Oleh: Fani Nurdiansah

Referensi:
Hilda, & Purwanto, M. R. (2024). Pengaruh media sosial terhadap kesejahteraan mental mahasiswa. Jurnal Thullab, Universitas Islam Indonesia, 6(1).   [https://journal.uii.ac.id/thullab/article/view/34197](https://journal.uii.ac.id/thullab/article/view/34197)

Azaria, A. S., Ratnasari, D., & Sumawati, A. R. (2024). Instagram dan kesehatan mental Generasi Z di Yogyakarta. Cantrik: Jurnal Pendidikan Anak Usia Dini, Universitas Islam Indonesia. [https://journal.uii.ac.id/cantrik/article/view/29704](https://journal.uii.ac.id/cantrik/article/view/29704)

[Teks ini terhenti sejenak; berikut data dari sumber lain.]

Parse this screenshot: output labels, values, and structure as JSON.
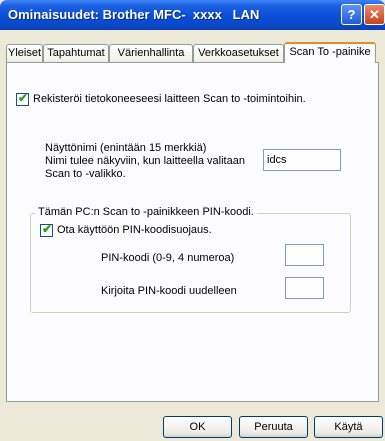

Goyal, M., et al. (2014). Meditation programs for psychological stress and well-being: A systematic review and meta-analysis. JAMA Internal Medicine, 174(3), 357–368.   [https://jamanetwork.com/journals/jamainternalmedicine/fullarticle/1809754](https://jamanetwork.com/journals/jamainternalmedicine/fullarticle/1809754)

Kabat-Zinn, J. (1994). Wherever You Go, There You Are: Mindfulness Meditation in Everyday Life. New York: Hyperion.

Nasution, R., Lubis, J. A., & Siregar, A. (2025). Peran ibadah dalam mengatasi kecemasan dan depresi di kalangan Generasi Z. Jurnal Review Pendidikan dan Pengajaran, 8(1). [https://journal.universitaspahlawan.ac.id/index.php/jrpp/article/view/35720](https://journal.universitaspahlawan.ac.id/index.php/jrpp/article/view/35720)

Azizah, R. N. (2025). Peran ibadah dalam menjaga kesehatan mental dan fisik. Jurnal Ijtihad, 12(1). [https://oj.mjukn.org/index.php/jij/article/view/91](https://oj.mjukn.org/index.php/jij/article/view/91)

Al-Qur’an al-Karim. QS. Ar-Ra’d [13]: 28.

Al-Bukhari, M. I., & Muslim, H. Shahih al-Bukhari dan Shahih Muslim. Hadis tentang hati sebagai pusat kebaikan dan kerusakan manusia.